IBS WC memory access

The number of IBS op samples where a load or store operation accessed write combining (WC) memory.

IBS locked operation

The number of IBS op samples where a load or store operation was a locked operation.

IBS MAB hit

The number of IBS op samples where a load or store operation hit an already allocated entry in the Miss Address Buffer (MAB).

IBS L1 DTLB 4K page

The number of IBS op samples where a load or store operation produced a valid linear (virtual) address and a 4-KByte page entry in the L1 DTLB was used for address translation.

IBS L1 DTLB 2M page

The number of IBS op samples where a load or store operation produced a valid linear (virtual) address and a 2-MByte page entry in the L1 DTLB was used for address translation.

IBS L1 DTLB 1G page

The number of IBS op samples where a load or store operation produced a valid linear (virtual) address and a 1-GByte page entry in the L1 DTLB was used for address translation.

IBS L2 DTLB 4K page

The number of IBS op samples where a load or store operation produced a valid linear (virtual) address, hit the L2 DTLB, and used a 4 KByte page entry for address translation.

IBS L2 DTLB 2M page

The number of IBS op samples where a load or store operation produced a valid linear (virtual) address, hit the L2 DTLB, and used a 2-MByte page entry for address translation.

IBS L2 DTLB 1G page

The number of IBS op samples where a load or store operation produced a valid linear (virtual) address, hit the L2 DTLB, and used a 1-GByte page entry for address translation.
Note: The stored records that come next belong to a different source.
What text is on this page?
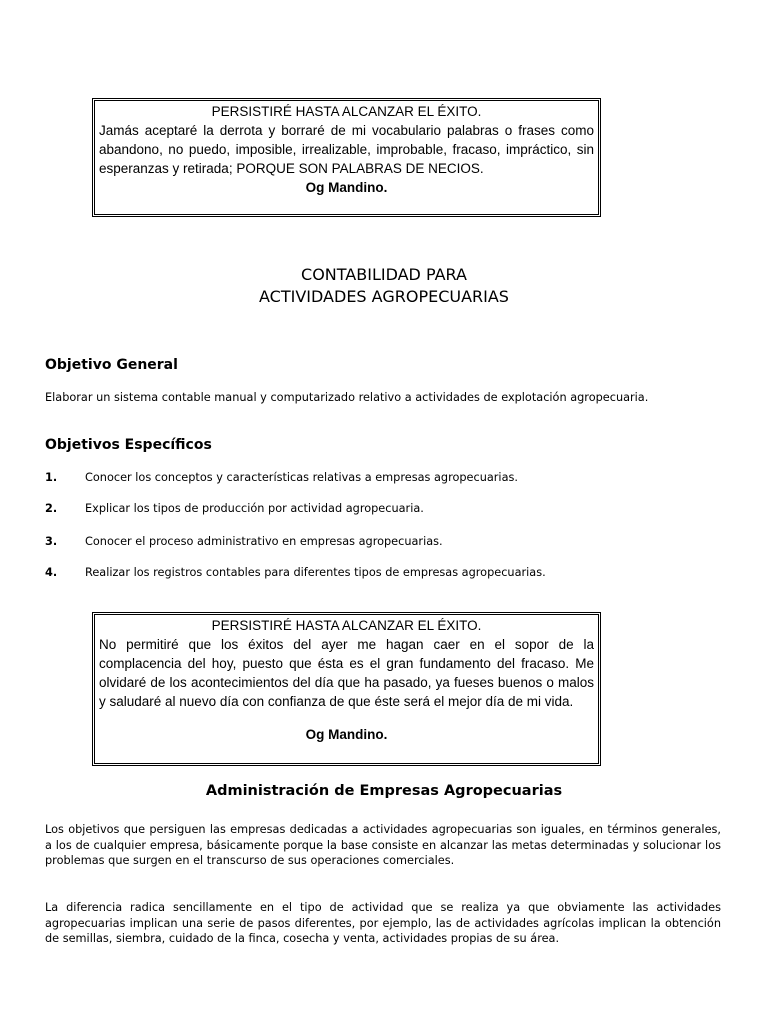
PERSISTIRÉ HASTA ALCANZAR EL ÉXITO.
Jamás aceptaré la derrota y borraré de mi vocabulario palabras o frases como abandono, no puedo, imposible, irrealizable, improbable, fracaso, impráctico, sin esperanzas y retirada; PORQUE SON PALABRAS DE NECIOS.
Og Mandino.
CONTABILIDAD PARA
ACTIVIDADES AGROPECUARIAS
Objetivo General
Elaborar un sistema contable manual y computarizado relativo a actividades de explotación agropecuaria.
Objetivos Específicos
1. Conocer los conceptos y características relativas a empresas agropecuarias.
2. Explicar los tipos de producción por actividad agropecuaria.
3. Conocer el proceso administrativo en empresas agropecuarias.
4. Realizar los registros contables para diferentes tipos de empresas agropecuarias.
PERSISTIRÉ HASTA ALCANZAR EL ÉXITO.
No permitiré que los éxitos del ayer me hagan caer en el sopor de la complacencia del hoy, puesto que ésta es el gran fundamento del fracaso. Me olvidaré de los acontecimientos del día que ha pasado, ya fueses buenos o malos y saludaré al nuevo día con confianza de que éste será el mejor día de mi vida.
Og Mandino.
Administración de Empresas Agropecuarias
Los objetivos que persiguen las empresas dedicadas a actividades agropecuarias son iguales, en términos generales, a los de cualquier empresa, básicamente porque la base consiste en alcanzar las metas determinadas y solucionar los problemas que surgen en el transcurso de sus operaciones comerciales.
La diferencia radica sencillamente en el tipo de actividad que se realiza ya que obviamente las actividades agropecuarias implican una serie de pasos diferentes, por ejemplo, las de actividades agrícolas implican la obtención de semillas, siembra, cuidado de la finca, cosecha y venta, actividades propias de su área.
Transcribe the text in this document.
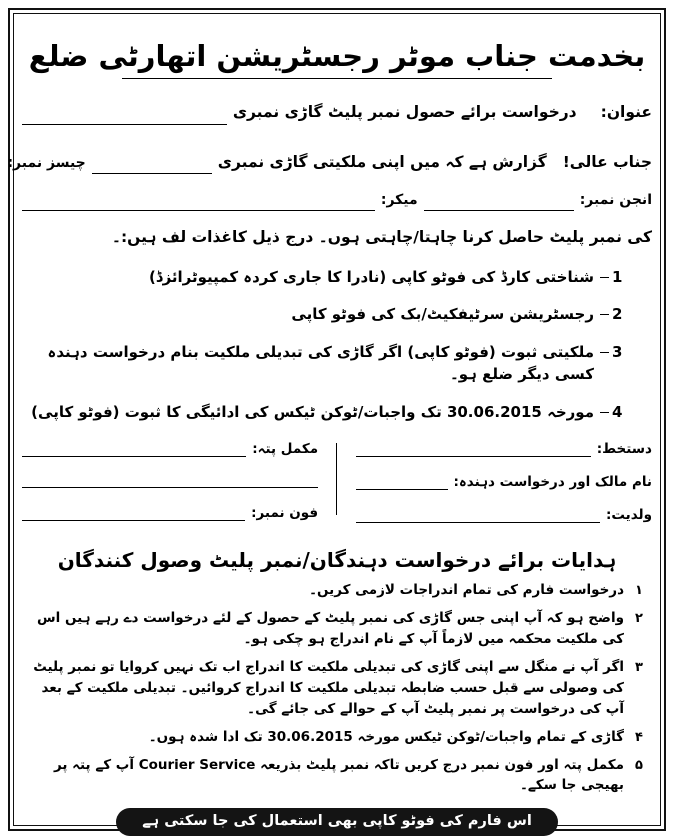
بخدمت جناب موٹر رجسٹریشن اتھارٹی ضلع
عنوان:
درخواست برائے حصول نمبر پلیٹ گاڑی نمبری
جناب عالی!
گزارش ہے کہ میں اپنی ملکیتی گاڑی نمبری
چیسز نمبر:
انجن نمبر:
میکر:
کی نمبر پلیٹ حاصل کرنا چاہتا/چاہتی ہوں۔ درج ذیل کاغذات لف ہیں:۔
1
شناختی کارڈ کی فوٹو کاپی (نادرا کا جاری کردہ کمپیوٹرائزڈ)
2
رجسٹریشن سرٹیفکیٹ/بک کی فوٹو کاپی
3
ملکیتی ثبوت (فوٹو کاپی) اگر گاڑی کی تبدیلی ملکیت بنام درخواست دہندہ کسی دیگر ضلع ہو۔
4
مورخہ 30.06.2015 تک واجبات/ٹوکن ٹیکس کی ادائیگی کا ثبوت (فوٹو کاپی)
دستخط:
نام مالک اور درخواست دہندہ:
ولدیت:
مکمل پتہ:
فون نمبر:
ہدایات برائے درخواست دہندگان/نمبر پلیٹ وصول کنندگان
۱
درخواست فارم کی تمام اندراجات لازمی کریں۔
۲
واضح ہو کہ آپ اپنی جس گاڑی کی نمبر پلیٹ کے حصول کے لئے درخواست دے رہے ہیں اس کی ملکیت محکمہ میں لازماً آپ کے نام اندراج ہو چکی ہو۔
۳
اگر آپ نے منگل سے اپنی گاڑی کی تبدیلی ملکیت کا اندراج اب تک نہیں کروایا تو نمبر پلیٹ کی وصولی سے قبل حسب ضابطہ تبدیلی ملکیت کا اندراج کروائیں۔ تبدیلی ملکیت کے بعد آپ کی درخواست پر نمبر پلیٹ آپ کے حوالے کی جائے گی۔
۴
گاڑی کے تمام واجبات/ٹوکن ٹیکس مورخہ 30.06.2015 تک ادا شدہ ہوں۔
۵
مکمل پتہ اور فون نمبر درج کریں تاکہ نمبر پلیٹ بذریعہ Courier Service آپ کے پتہ پر بھیجی جا سکے۔
اس فارم کی فوٹو کاپی بھی استعمال کی جا سکتی ہے
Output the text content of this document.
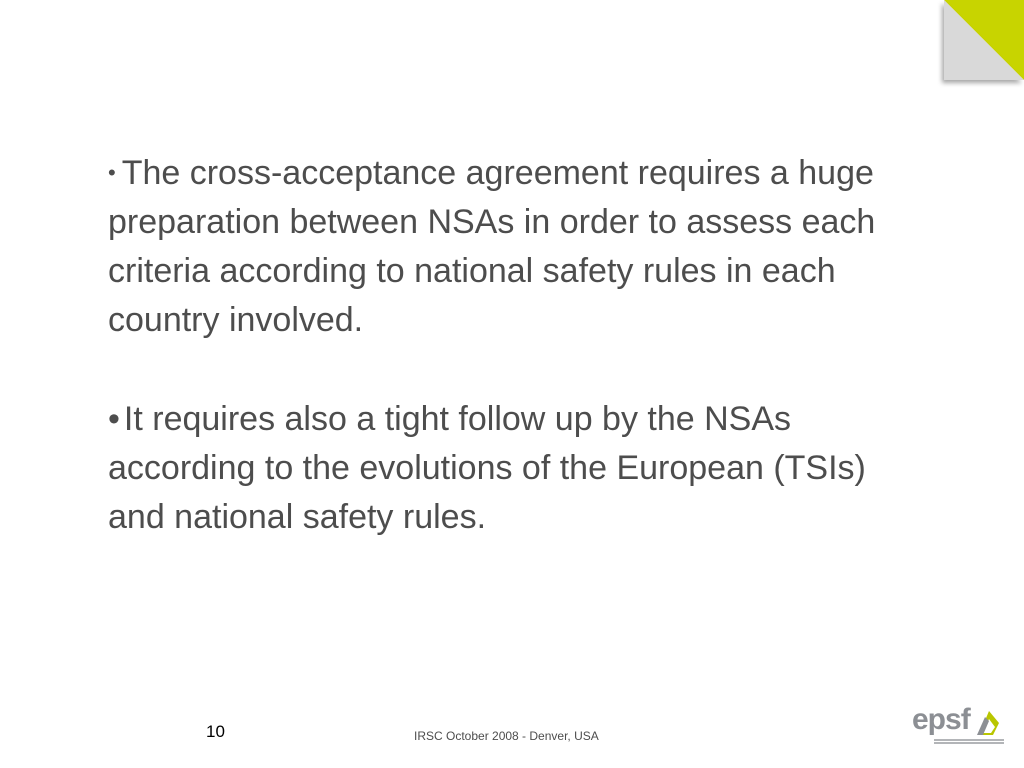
• The cross-acceptance agreement requires a huge preparation between NSAs in order to assess each criteria according to national safety rules in each country involved.

• It requires also a tight follow up by the NSAs according to the evolutions of the European (TSIs) and national safety rules.

10	IRSC October 2008 - Denver, USA	epsf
IBS data cache miss load latency

The total DC miss load latency (in processor cycles) across all IBS op samples that performed a load operation and missed in the data cache. The miss latency is the number of clock cycles from when the data cache miss was detected to when data was delivered to the core. Divide the total DC miss load latency by the number of data cache misses to obtain the average DC miss load latency.

IBS load resync

Load Resync.

IBS Northbridge local

The number of IBS op samples where a load operation was serviced from the local processor. Northbridge IBS data is only valid for load operations that miss in both the L1 data cache and the L2 data cache. If a load operation crosses a cache line boundary, then the IBS data reflects the access to the lower cache line.

IBS Northbridge remote

The number of IBS op samples where a load operation was serviced from a remote processor.

IBS Northbridge local L3

The number of IBS op samples where a load operation was serviced by the local L3 cache.

IBS Northbridge local core L1 or L2 cache

The number of IBS op samples where a load operation was serviced by a cache (L1 data cache or L2 cache) belonging to a local core which is a sibling of the core making the memory request.

IBS Northbridge local core L1, L2, L3 cache

The number of IBS op samples where a load operation was serviced by a remote L1 data cache, L2 cache or L3 cache after traversing one or more coherent HyperTransport links.

IBS Northbridge local DRAM

The number of IBS op samples where a load operation was serviced by local system memory (local DRAM via the memory controller).

IBS Northbridge remote DRAM

The number of IBS op samples where a load operation was serviced by remote system memory (after traversing one or more coherent HyperTransport links and through a remote memory controller).

IBS Northbridge local APIC MMIO Config PCI

The number of IBS op samples where a load operation was serviced from local MMIO, configuration or PCI space, or from the local APIC.

IBS Northbridge remote APIC MMIO Config PCI

The number of IBS op samples where a load operation was serviced from remote MMIO, configuration or PCI space.

IBS Northbridge cache modified state

The number of IBS op samples where a load operation was serviced from local or remote cache, and the cache hit state was the Modified (M) state.

IBS Northbridge cache owned state

The number of IBS op samples where a load operation was serviced from local or remote cache, and the cache hit state was the Owned (O) state.

IBS Northbridge local cache latency

The total data cache miss latency (in processor cycles) for load operations that were serviced by the local processor.

IBS Northbridge remote cache latency

The total data cache miss latency (in processor cycles) for load operations that were serviced by a remote processor.